Since we have four unpaired electrons in the paramagnetic species, we should look for possible oxidation states that would result in such an electronic configuration. The first-row transition metals and their d-electron counts are: - Sc: \(3d^1\) - Ti: \(3d^2\) - V: \(3d^3\) - Cr: \(3d^5\) - Mn: \(3d^5\) - Fe: \(3d^6\) - Co: \(3d^7\) - Ni: \(3d^8\) - Cu: \(3d^{10}\) - Zn: \(3d^{10}\) We are looking for an oxidation state that would result in \(3d^4\). Based on the possible oxidation states and electron configurations of first-row transition metals, Cr(III) and Mn(II) can have this configuration.

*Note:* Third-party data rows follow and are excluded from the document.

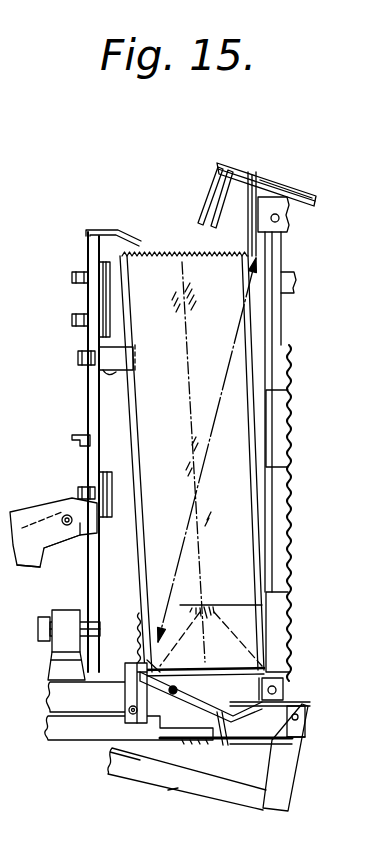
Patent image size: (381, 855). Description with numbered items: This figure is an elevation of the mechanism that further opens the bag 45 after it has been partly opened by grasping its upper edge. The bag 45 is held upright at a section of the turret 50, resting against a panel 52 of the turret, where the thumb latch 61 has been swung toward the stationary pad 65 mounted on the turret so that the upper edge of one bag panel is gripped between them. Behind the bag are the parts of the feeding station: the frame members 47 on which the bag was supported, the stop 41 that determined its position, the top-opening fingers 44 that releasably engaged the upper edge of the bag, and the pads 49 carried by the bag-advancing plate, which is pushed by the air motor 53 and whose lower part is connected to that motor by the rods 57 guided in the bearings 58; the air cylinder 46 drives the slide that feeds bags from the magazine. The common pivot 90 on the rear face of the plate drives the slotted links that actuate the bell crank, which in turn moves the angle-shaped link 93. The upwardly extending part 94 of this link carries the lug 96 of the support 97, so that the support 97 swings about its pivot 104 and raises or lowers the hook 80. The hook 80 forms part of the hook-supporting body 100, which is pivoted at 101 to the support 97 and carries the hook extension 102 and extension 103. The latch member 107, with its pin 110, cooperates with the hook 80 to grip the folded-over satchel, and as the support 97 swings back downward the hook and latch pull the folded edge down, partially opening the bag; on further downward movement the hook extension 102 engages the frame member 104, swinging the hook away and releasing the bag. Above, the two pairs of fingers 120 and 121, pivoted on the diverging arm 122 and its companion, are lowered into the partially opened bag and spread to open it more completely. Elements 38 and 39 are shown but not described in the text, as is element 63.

The bracket 38 is at (24, 513).
The bracket arm 39 is at (22, 563).
The stop 41 is at (112, 370).
The top-opening fingers 44 is at (137, 232).
The bag 45 is at (150, 398).
The air cylinder 46 is at (98, 570).
The frame members 47 is at (55, 684).
The pads 49 is at (100, 293).
The turret 50 is at (303, 410).
The panels 52 is at (282, 452).
The air motor 53 is at (72, 443).
The rods 57 is at (44, 622).
The bearings 58 is at (74, 612).
The thumb latch 61 is at (250, 188).
The post 63 is at (272, 263).
The stationary pad 65 is at (278, 241).
The hook 80 is at (125, 640).
The common pivot 90 is at (73, 521).
The angle-shaped link 93 is at (110, 757).
The upwardly extending part 94 is at (288, 778).
The lug or arm 96 is at (304, 733).
The support 97 is at (218, 714).
The hook-supporting body 100 is at (125, 693).
The pivot 101 is at (128, 717).
The hook extension 102 is at (160, 760).
The extension 103 is at (274, 740).
The frame member 104 is at (283, 690).
The latch member 107 is at (197, 693).
The pin or extension 110 is at (158, 664).
The fingers 120 is at (216, 170).
The fingers 121 is at (212, 200).
The diverging arm 122 is at (292, 185).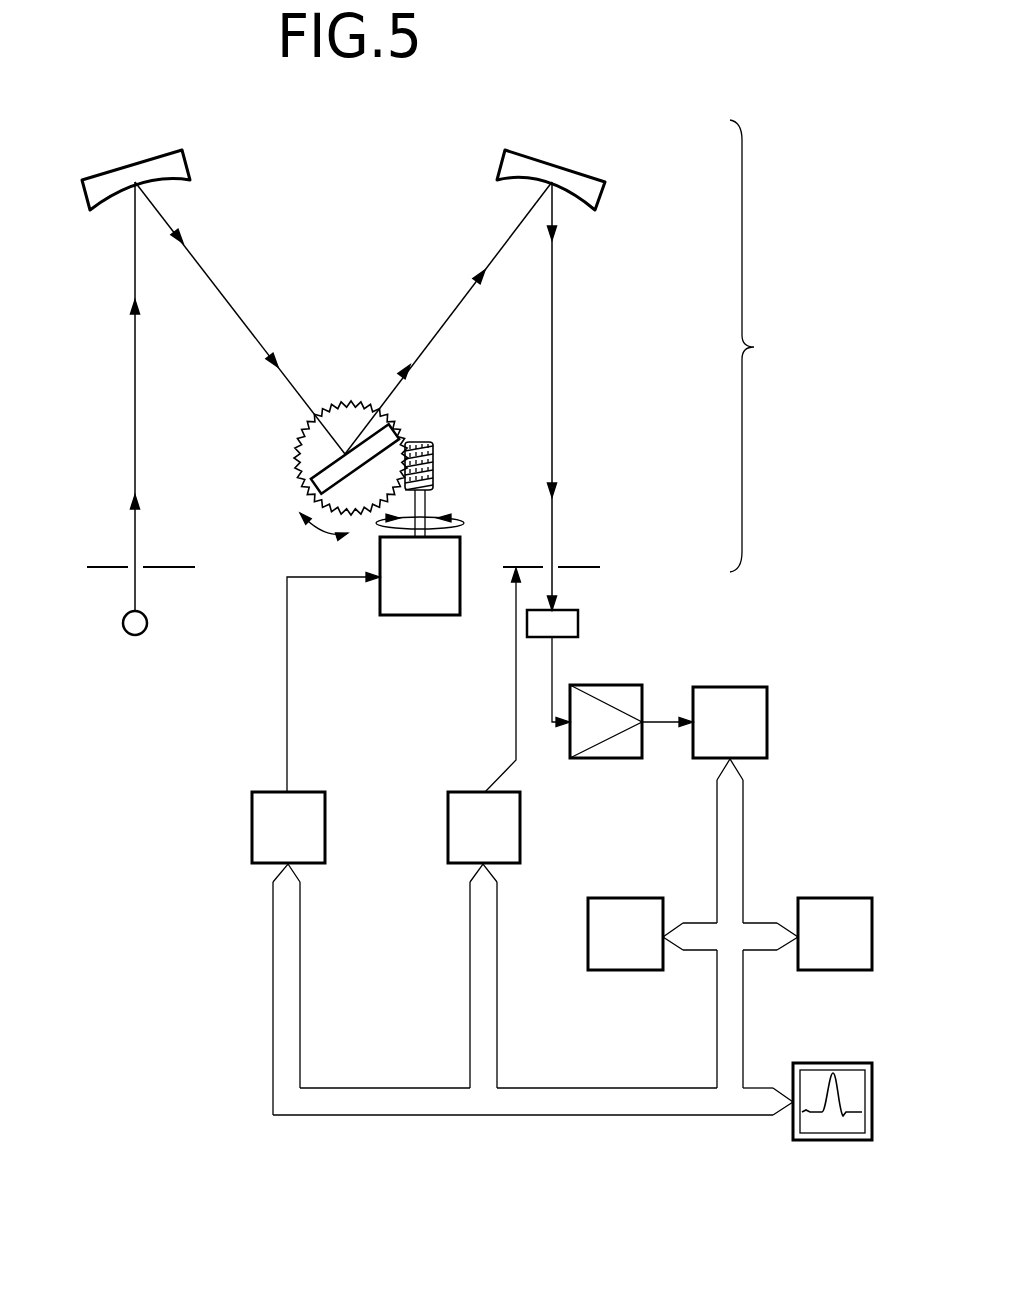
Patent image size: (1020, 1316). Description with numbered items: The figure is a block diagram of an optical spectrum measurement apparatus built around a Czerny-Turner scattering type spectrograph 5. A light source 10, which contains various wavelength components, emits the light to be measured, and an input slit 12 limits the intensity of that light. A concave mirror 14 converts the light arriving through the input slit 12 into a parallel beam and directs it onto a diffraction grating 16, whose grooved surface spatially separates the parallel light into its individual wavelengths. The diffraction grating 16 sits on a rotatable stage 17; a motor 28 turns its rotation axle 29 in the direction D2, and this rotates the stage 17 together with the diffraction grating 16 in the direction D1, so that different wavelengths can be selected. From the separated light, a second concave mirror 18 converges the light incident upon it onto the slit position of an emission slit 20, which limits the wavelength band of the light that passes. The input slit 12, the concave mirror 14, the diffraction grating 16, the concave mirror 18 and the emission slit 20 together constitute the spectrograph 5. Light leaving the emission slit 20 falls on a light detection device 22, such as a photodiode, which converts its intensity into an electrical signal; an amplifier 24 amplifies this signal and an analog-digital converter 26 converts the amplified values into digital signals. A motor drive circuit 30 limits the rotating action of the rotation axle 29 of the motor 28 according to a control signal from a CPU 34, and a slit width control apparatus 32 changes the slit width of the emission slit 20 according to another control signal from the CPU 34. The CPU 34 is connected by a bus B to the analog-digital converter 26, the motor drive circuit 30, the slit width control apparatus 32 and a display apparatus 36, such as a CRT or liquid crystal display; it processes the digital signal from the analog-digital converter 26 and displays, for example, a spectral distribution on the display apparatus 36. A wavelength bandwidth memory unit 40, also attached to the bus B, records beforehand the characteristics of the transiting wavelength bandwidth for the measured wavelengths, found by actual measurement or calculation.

The spectrograph 5 is at (755, 346).
The light source 10 is at (146, 631).
The input slit 12 is at (108, 568).
The concave mirror 14 is at (183, 152).
The diffraction grating 16 is at (307, 482).
The stage 17 is at (292, 420).
The concave mirror 18 is at (600, 205).
The emission slit 20 is at (577, 567).
The light detection device 22 is at (578, 613).
The amplifier 24 is at (603, 685).
The analog-digital converter 26 is at (753, 687).
The motor 28 is at (428, 616).
The rotation axle 29 is at (428, 497).
The motor drive circuit 30 is at (262, 792).
The slit width control apparatus 32 is at (457, 792).
The CPU 34 is at (835, 898).
The display apparatus 36 is at (832, 1063).
The wavelength bandwidth memory unit 40 is at (610, 898).
The bus B is at (717, 1007).
The rotation direction of the stage D1 is at (324, 542).
The rotation direction of the rotation axle D2 is at (438, 529).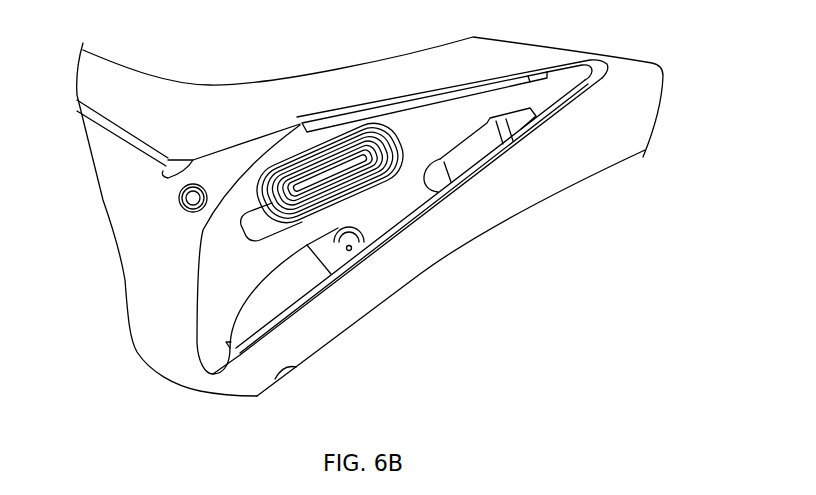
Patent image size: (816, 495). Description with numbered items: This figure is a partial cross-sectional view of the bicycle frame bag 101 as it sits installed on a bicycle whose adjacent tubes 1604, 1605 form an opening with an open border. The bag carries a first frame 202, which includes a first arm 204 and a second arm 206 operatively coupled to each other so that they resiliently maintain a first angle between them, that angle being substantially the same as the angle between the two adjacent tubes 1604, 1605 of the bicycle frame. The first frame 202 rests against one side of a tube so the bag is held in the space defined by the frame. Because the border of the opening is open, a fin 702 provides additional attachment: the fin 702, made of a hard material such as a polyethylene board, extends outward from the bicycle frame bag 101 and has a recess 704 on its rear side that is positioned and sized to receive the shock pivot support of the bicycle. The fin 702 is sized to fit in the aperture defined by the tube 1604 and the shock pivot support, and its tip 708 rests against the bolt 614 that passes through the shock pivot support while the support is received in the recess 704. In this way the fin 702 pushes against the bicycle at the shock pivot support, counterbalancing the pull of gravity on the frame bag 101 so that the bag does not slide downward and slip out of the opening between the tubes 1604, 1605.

The tube 1604 is at (327, 83).
The tube 1605 is at (467, 230).
The bicycle frame bag 101 is at (452, 62).
The fin 702 is at (192, 162).
The tip 708 is at (165, 177).
The recess 704 is at (193, 180).
The bolt 614 is at (183, 210).
The first arm 204 is at (520, 77).
The first frame 202 is at (323, 288).
The second arm 206 is at (527, 131).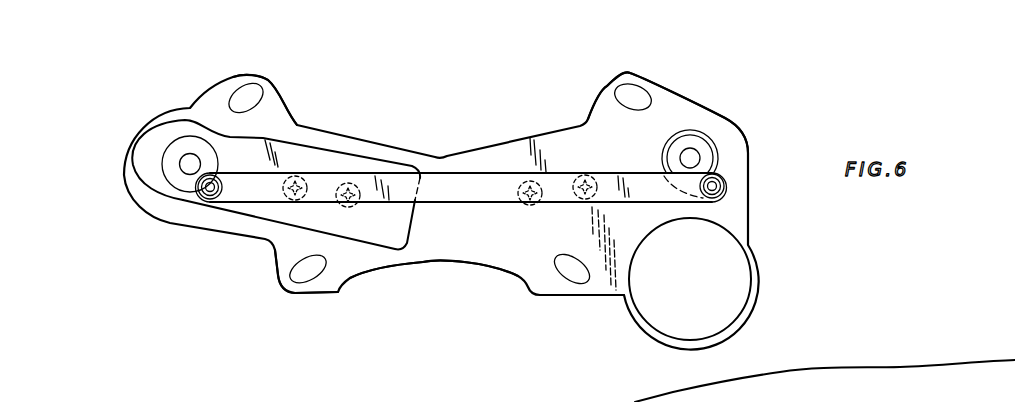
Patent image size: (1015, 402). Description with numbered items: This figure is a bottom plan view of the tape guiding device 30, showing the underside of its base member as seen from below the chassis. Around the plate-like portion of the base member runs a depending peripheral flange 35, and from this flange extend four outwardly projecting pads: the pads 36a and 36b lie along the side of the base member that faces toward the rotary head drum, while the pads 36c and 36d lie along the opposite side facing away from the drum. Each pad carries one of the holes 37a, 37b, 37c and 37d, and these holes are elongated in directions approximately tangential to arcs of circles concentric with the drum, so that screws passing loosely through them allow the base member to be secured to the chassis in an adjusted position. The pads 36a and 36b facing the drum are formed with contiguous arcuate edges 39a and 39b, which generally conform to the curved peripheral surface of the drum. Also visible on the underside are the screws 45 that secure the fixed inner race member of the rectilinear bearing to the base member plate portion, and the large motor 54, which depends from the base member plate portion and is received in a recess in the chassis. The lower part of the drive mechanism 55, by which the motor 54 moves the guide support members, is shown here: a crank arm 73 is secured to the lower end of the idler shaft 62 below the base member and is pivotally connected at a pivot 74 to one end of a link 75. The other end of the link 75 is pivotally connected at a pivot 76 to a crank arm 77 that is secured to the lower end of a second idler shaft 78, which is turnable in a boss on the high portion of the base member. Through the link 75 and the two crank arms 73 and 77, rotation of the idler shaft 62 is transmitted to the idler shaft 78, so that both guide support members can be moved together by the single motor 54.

We know that two of the coordination compounds are paramagnetic with four unpaired electrons, and the other two are diamagnetic. For both Cr(III) and Mn(II), we have a \(3d^4\) electronic configuration, making them paramagnetic with four unpaired electrons. The diamagnetic nature of the other two coordination compounds indicates no unpaired electrons. Comparing the oxidation states of first-row transition metals, Cr(IV) and Mn(III) have a \(3d^2\) electronic configuration, resulting in two unpaired electrons. However, when considering the ligand-field stabilization energy, strong-field ligands can cause the electrons in the \(3d\) orbitals to pair up, resulting in a diamagnetic compound.

Based on the information provided, we can deduce that the four coordination compounds have the same transition metal ion, either Cr or Mn, with two oxidation states (III and IV for Cr or II and III for Mn). The paramagnetic compounds are due to the four unpaired \(3d\) electrons, while the diamagnetic ones have their \(3d\) electrons paired up due to strong-field ligands. The different colors of the solutions are a result of the electronic configurations and the ligands present in each coordination compound.